Oil waiting on Bernanke press conference

Even with refinery runs expected to increase by about 0.3% and with imports expected to hold steady, I am expecting a modest draw in gasoline stocks. Gasoline stocks are expected to draw by about 1 million barrels which would result in the gasoline year-over-year deficit widening to 16.6 million barrels while the surplus versus the five-year average for the same week move into a deficit of 1.5 million barrels.

Distillate fuel is projected to increase modestly by 0.6 million barrels on a combination of minimal weather demand as well as an increase in production. The latest NOAA forecast is projecting above normal temperatures across portions of the US for the next several weeks thus reducing any hopes for a continuation of atypical spring heating related consumption. The forecasts are a negative for heating oil especially after the last several weeks of bullish weather reports. If the actual EIA data is in sync with my distillate fuel projection inventories versus last year will likely now be about 2.9 million barrels below last year while the overhang versus the five-year average will be around 22.2 million barrels. With the beginning of the inventory injection season now underway for heating oil and with total distillate fuel inventories already at very comfortable levels there are not likely to be any supply issues anytime soon.

Net result, the US continues to remain well supplied but with the accelerated decline in gasoline stocks and the overall destocking pattern in general the fundamentals are becoming more of a supporting factor for the first time in several years.

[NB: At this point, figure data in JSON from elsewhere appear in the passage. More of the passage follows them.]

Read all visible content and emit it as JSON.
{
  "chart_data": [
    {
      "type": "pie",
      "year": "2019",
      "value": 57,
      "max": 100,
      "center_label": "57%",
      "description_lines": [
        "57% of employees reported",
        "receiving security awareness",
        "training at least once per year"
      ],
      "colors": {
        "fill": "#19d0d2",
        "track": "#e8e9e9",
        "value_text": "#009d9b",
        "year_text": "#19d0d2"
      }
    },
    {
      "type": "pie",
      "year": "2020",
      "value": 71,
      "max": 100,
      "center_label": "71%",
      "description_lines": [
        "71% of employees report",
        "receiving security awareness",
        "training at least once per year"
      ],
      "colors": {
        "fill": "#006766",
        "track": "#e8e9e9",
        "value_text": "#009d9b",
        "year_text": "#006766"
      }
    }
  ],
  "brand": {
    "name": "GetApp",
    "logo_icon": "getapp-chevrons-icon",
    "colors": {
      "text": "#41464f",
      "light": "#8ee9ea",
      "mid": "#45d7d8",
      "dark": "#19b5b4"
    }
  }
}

As usual do not overreact to the API data as the EIA report will be released this morning. The API report is not in line with the more widely followed EIA data more often than not and as such it is always prudent to verify the API results by waiting a few more hours for the EIA data to be released. If the EIA report is within the projections I would expect the market to view the results as neutral. If the EIA data is more in line with the API data the market will likely view it as biased to the bullish side from a macro overview and a mild positive for the WTI versus Brent spread. Whether or not the market reacts at all to the inventory report will be dependent on what is going on with the events of the day.